Lisa Brule and Jordan Nande were sentenced Wednesday to 10 months in custody for being accessories after the fact to Breanna Menacho’s killing.
Brule, 21, and Nande, 25, admitted Monday to assisting Devon Larabie, 27, evade RCMP.
During Monday’s proceedings, Crown prosecutor Blair MacPherson read a victim impact statement from Menacho’s mother.
“I can’t explain how heavy this load is, or the depth of my sadness,” she wrote.
She told the court that her daughter had planned to go to college to become a personal support worker, which “seemed to be a perfect fit because she was so caring.”
“There’s nothing worse than losing a child and nothing worse than struggling to understand how someone who loved with all her heart and soul could be done so wrong.”
Brule sobbed and repeated “I’m sorry” throughout the statement.
“I don’t deserve forgiveness from you,” Brule said, addressing Menacho’s family, “but I am really sorry. I never intended for this to happen and I’m sorry I got involved.”
Nande and Brule will serve 24 months of probation following their sentence.
“Good luck to you, both of you,” Shaner said to Nande and Brule.
To Menacho’s loved ones Shaner said “I’m very sorry.”
Menacho, 22, was found dead in a Yellowknife apartment on May 6. Larabie was charged with murder on May 8, and Nande and Brule were charged with being accessories after the fact on May 13. They have remained in custody since then.
Justice Karan Shaner accepted the Crown and defence lawyers’ joint position of nine to 12 months imprisonment, followed by a two-year probationary period.
For Brule, this means she will be released on probation based on the time she has already served in jail awaiting the outcome of her legal proceedings.
Nande still has a couple of months remaining to serve on an unrelated sentence of assault causing bodily harm.
In delivering her sentence, Shaner acknowledged the “significant” Gladue factors – social disadvantages affecting Indigenous peoples – were relevant for both offenders. The court heard Monday that Brule, who had been in foster care since age 8, was diagnosed with fetal alcohol spectrum disorder – a disability caused by a mother who drinks during pregnancy.
Peter Harte, Brule’s lawyer, told the court that she struggled with her mental health for most of her life. Brule has been admitted to the hospital several times for suicidal tendencies. She estimates she has more than 100 scars on her arm from cutting, once going so far as to cause nerve damage in an infected injury that nearly required amputation.
Shaner gave Brule credit for having worked to support herself despite her circumstances.

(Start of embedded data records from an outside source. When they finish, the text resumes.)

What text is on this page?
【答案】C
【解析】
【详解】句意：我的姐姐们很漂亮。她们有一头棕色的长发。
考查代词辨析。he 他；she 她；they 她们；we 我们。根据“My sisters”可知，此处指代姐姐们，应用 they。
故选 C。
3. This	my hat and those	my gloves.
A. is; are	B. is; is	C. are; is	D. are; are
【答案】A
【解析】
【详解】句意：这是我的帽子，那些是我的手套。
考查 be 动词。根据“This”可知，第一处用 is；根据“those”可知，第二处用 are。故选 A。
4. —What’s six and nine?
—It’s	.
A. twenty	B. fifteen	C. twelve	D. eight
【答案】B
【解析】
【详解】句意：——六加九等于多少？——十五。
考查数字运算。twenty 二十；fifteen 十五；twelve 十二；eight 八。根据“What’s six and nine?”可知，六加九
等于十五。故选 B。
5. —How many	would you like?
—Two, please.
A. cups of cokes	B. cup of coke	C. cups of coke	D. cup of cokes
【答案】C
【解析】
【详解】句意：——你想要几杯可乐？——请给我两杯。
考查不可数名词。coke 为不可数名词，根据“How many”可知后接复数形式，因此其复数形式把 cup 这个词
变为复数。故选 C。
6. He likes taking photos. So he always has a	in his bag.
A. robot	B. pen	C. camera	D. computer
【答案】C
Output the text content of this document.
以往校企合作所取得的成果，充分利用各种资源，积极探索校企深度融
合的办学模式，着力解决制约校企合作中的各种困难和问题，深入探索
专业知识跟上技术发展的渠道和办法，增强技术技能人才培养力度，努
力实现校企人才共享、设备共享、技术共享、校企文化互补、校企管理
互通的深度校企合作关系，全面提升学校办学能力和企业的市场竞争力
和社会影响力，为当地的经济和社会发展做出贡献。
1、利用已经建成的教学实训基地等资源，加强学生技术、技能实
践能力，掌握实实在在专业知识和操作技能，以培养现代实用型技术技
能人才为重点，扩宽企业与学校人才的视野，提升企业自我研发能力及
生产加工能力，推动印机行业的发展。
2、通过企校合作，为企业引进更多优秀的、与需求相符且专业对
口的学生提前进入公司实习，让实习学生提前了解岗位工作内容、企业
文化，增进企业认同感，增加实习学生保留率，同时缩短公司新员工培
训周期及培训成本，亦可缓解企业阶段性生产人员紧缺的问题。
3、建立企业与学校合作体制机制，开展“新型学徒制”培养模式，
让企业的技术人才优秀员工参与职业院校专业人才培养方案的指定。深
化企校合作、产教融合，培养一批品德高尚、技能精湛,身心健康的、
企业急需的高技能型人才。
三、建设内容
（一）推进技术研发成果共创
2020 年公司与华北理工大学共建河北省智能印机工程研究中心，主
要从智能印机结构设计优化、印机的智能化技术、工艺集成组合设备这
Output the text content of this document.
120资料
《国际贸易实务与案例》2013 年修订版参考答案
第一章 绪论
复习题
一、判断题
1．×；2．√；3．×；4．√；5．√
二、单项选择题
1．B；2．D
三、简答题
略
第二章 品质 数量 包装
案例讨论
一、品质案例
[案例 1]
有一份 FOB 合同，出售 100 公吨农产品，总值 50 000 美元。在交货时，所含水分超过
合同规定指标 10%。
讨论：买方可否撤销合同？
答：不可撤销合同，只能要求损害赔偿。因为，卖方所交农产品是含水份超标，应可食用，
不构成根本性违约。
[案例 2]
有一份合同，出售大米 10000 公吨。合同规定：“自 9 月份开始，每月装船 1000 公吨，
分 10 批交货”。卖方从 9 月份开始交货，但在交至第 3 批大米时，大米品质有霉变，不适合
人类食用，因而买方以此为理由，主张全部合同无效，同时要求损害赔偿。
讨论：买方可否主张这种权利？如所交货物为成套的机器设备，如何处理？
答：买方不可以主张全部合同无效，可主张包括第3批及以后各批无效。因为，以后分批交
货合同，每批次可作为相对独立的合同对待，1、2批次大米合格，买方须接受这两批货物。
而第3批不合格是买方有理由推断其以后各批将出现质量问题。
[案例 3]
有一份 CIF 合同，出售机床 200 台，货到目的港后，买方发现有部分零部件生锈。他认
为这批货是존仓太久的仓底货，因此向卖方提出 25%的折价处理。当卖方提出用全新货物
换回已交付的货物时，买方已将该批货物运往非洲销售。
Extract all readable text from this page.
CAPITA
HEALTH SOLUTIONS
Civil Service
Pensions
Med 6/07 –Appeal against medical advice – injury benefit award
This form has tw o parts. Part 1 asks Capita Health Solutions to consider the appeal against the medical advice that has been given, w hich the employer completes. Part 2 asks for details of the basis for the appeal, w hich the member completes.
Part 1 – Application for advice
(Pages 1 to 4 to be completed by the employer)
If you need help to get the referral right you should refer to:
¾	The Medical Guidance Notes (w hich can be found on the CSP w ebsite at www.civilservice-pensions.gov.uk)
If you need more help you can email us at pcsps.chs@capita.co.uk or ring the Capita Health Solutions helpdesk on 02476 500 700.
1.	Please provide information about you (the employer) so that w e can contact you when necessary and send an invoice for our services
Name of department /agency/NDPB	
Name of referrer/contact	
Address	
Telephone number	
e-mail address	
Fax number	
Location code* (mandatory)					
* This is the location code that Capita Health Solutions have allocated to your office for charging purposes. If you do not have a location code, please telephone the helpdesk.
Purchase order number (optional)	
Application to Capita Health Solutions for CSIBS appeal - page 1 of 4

“I have no trouble accepting that moral culpability is diminished,” Shaner said in relation to Brule’s personal history.
Nande, the court heard, was diagnosed earlier this year with post-traumatic stress disorder (PTSD) from trauma and abuse experienced in childhood.
Shaner also considered the offenders’ guilty pleas, which spared the victim’s family from having to sit through a trial on these charges.
Publication ban challenged
A publication ban prevents NNSL Media from disclosing the facts of the incident as they could interfere with Larabie’s right to a fair trial.
CBC contested the publication ban in a court hearing Wednesday morning.
MacPherson argued that publishing details of the night Menacho died could prejudice a jury. He acknowledged the importance of court proceedings being open to the public and the “great service” the media provides “to the people of Yellowknife and to the Northwest Territories.”
He said that publication bans are only issued in rare occasions but submits that “this is one of those occasions.”
The publication ban would only be temporary, he said, until a jury is selected, or if the case is no longer proceeding to trial.
“We’re not asking for the press to be muzzled here,” MacPherson said. “The story will still get out at some point, there just would be a delay to protect the interests of the accused.”
CBC lawyer Tess Layton called the ban “unjustified.” She said that “jurors would be confronted with the evidence in any event,” and argued “freedom of expression, as a charter right, should be given heightened consideration.”
Shaner said she would release a written decision by Dec. 18 and has extended the temporary publication ban until then.